B. A correct MMI date is vital to properly calculate the amount of benefits due.
¶ 50. Eaton argues that the Commission erred when it declared that the issue of whether the date of MMI was correct was moot because it found Brown was entitled to permanent total disability benefits.
¶ 51. Mississippi Code Annotated Section 71-3-17(a) provides that compensation for permanent total disability shall be paid as follows: “[S]ixty-six and two-thirds percent (66-2/3%) of the average weekly wages of the injured employee, subject to the maximum limitations as to weekly benefits as set up in this chapter, ... not to exceed four hundred fifty (450) weeks....” Based on this provision, the date of MMI is not necessary for a computation of benefits.

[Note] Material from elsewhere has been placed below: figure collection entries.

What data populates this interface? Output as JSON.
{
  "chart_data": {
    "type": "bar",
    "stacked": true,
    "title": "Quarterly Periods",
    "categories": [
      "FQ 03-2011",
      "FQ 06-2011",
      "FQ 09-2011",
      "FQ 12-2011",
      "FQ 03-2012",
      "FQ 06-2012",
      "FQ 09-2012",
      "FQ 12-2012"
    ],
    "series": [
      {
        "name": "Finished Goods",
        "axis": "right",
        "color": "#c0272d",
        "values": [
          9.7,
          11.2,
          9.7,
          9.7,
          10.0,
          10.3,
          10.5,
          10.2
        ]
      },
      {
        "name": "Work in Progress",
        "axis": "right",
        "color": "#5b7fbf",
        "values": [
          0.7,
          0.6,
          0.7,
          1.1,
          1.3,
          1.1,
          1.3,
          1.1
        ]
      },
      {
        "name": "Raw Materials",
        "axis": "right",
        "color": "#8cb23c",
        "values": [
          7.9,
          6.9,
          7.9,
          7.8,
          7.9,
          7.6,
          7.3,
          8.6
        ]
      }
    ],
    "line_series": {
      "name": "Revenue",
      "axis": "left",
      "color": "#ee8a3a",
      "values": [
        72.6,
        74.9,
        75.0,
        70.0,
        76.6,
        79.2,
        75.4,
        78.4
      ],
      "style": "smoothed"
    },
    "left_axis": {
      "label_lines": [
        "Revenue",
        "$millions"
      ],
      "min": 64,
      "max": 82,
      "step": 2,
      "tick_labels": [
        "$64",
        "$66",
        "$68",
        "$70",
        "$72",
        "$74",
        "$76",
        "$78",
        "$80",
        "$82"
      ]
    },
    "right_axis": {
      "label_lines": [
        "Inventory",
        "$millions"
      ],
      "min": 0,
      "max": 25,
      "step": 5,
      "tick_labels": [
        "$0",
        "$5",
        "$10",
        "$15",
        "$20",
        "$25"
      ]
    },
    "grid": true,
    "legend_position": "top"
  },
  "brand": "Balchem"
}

¶ 52. We note, however, that to the extent that MMI may be relevant to determine the amount of penalties and interest owed, issues that we have remanded to the Commission, the Commission may certainly consider MMI to calculate the proper adjustment of penalties or interest owed. Other than as necessary to make the appropriate adjustment on remand, we find no merit to this issue.
¶ 53. THE JUDGMENT OF THE MISSISSIPPI WORKERS’ COMPENSATION COMMISSION IS AFFIRMED IN PART AND REVERSED AND REMANDED IN PART. ALL COSTS OF THIS APPEAL ARE ASSESSED EQUALLY BETWEEN THE APPELLANTS AND THE APPELLEE.
LEE, C.J., BARNES, ISHEE, ROBERTS, CARLTON, MAXWELL, FAIR AND JAMES, JJ., CONCUR. IRVING, P.J., CONCURS IN PART AND DISSENTS IN PART WITHOUT SEPARATE WRITTEN OPINION.